Voici une rapide présentation de la genèse du Rêve Éveille libre.

En 1923, un ingénieur, Robert Desoille, assiste à des expériences menées par un médecin militaire dans le but d’étudier le fonctionnement de l’imaginaire sur des personnes ayant absorbé des produits hallucinogènes. Desoille s’interroge sur l’opportunité d’user de ces produits pour activer l’imaginaire. Il réalise une série d’essais : des personnes allongées sont simplement invitées à décrire les visions que leur imagination leur propose. Les résultats confirment l’hypothèse de Desoille : l’émergence de l’imaginaire est une chose naturelle dès lors que le sujet accepte de s’immerger dans le monde des images, sans qu‘il soit utile de faire appel à des psychotropes.

Robert Desoille se rend vite compte que toutes les personnes placées dans cette situation, quels que soient leur sexe, leur âge et leur niveau culturel, rencontrent les mêmes images – les archétypes décrits par C.G. Jung. Il propose alors au rêveur d’aller à la rencontre d’une image choisie par lui au début du rêve et intervient fréquemment pendant le rêve, par des suggestions d’images ou de mouvements (monter ou descendre, par exemple). Ce protocole lui suggère très logiquement l’appellation de Rêve éveillé dirigé.

C’est sous cette forme qu’en 1952, Georges Romey, 22 ans alors, fera une cure de rêve éveillé, sous la conduite de Roger Lenoble.
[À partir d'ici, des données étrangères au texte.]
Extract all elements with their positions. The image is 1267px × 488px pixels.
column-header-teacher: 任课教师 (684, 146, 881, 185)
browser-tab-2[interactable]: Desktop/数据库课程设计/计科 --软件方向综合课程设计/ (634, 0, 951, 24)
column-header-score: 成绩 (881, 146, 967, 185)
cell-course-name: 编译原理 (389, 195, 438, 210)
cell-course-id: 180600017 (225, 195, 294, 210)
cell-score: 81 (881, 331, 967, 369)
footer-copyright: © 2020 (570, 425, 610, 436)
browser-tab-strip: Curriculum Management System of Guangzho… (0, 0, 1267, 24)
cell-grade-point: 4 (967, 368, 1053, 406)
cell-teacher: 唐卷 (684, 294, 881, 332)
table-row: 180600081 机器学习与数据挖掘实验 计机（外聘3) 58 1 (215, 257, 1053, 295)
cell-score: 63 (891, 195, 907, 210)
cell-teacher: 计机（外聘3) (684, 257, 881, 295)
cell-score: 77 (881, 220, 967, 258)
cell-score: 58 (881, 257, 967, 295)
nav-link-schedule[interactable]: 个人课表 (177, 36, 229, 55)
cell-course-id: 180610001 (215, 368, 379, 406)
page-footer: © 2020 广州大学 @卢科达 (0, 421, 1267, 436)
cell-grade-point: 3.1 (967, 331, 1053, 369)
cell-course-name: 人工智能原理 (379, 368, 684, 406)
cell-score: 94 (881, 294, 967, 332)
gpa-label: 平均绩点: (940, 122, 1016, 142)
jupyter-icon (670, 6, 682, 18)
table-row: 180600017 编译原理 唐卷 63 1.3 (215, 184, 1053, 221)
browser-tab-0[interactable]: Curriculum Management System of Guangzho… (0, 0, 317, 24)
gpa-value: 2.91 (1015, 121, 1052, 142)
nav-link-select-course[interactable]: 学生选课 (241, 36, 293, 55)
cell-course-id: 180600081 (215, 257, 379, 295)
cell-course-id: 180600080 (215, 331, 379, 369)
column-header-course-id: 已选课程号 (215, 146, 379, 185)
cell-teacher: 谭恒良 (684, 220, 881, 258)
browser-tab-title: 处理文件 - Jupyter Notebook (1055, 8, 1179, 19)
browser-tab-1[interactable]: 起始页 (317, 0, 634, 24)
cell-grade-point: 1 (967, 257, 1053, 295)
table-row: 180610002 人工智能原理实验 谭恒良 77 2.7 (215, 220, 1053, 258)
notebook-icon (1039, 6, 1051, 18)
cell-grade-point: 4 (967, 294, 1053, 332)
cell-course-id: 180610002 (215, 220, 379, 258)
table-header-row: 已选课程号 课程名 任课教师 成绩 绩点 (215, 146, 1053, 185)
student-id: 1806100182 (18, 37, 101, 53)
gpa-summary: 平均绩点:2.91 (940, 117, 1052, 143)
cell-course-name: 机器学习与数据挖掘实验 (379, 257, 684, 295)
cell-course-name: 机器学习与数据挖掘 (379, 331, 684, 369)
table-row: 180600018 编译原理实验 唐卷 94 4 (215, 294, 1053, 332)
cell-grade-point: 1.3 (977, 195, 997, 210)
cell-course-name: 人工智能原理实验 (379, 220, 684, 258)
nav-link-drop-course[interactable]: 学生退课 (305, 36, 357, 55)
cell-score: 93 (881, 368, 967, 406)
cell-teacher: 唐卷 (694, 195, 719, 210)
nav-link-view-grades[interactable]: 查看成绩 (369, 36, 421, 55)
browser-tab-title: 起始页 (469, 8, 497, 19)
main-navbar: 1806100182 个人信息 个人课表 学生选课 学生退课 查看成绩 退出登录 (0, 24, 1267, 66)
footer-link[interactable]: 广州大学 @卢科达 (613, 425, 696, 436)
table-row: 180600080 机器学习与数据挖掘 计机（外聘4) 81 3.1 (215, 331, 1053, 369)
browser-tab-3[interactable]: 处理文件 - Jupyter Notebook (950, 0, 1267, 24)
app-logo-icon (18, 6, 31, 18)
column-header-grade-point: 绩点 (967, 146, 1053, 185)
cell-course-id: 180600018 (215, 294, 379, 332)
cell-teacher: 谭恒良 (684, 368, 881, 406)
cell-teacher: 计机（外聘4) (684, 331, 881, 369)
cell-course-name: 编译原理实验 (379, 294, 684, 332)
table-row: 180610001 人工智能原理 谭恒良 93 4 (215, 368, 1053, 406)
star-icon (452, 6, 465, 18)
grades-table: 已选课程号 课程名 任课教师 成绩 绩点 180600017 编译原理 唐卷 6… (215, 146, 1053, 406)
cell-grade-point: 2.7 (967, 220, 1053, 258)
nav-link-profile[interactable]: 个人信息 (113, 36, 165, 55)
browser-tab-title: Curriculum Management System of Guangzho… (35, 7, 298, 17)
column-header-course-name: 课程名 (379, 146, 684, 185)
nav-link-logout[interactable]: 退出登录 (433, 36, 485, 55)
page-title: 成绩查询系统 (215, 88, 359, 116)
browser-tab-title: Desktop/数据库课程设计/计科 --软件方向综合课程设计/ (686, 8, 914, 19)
Pour le jeune homme, c’est une révélation. Il découvre la puissance réparatrice des images et sent naître, après quelques séances, une double vocation : celle de se placer aussi, un jour, dans la position du thérapeute et celle de faire une recherche systématique sur le sens des symboles. À cette époque, il n’existe aucun ouvrage sérieux rassemblant les connaissances symboliques – le  fameux « Dictionnaire des symboles » de J. Chevalier et A. Gheerbrant, ne paraîtra que de vingt ans plus tard.

Sur le conseil de Roger Lenoble, Georges Romey, s’inscrit au CNAM où il reçoit une formation d’ingénieur. Il développe alors une carrière de consultant industriel. En 1980, il fait le premier pas inspiré par sa vocation de thérapeute et prend en charge un patient auquel il propose une démarche de rêve éveillé strictement non directif. Cette disposition répond au besoin de disposer d’un « matériau » pur de toute induction volontaire du thérapeute. L’étude scientifique de la valeur des symboles l’exige ! Très naturellement, il nomme sa méthode le Rêve éveillé libre.

Cette expérience non directive se révèle d’une remarquable efficacité. Le travail de Georges Romey, qui porte aujourd’hui sur plus de douze mille séances, lui permet d’affirmer qu’elle dissout les séquelles de traumatismes variés sur une période relativement brève, généralement inférieure à une année, au rythme de deux séances mensuelles.

Plus de 250 praticiens de la relation d’aide (psychothérapeutes, médecins, psychiatres, etc.) ont reçu la formation qui leur permet d’accueillir des patients en rêve éveillé libre. Environ 150 d’entre eux ont adopté cette méthode comme principale, voire unique approche thérapeutique.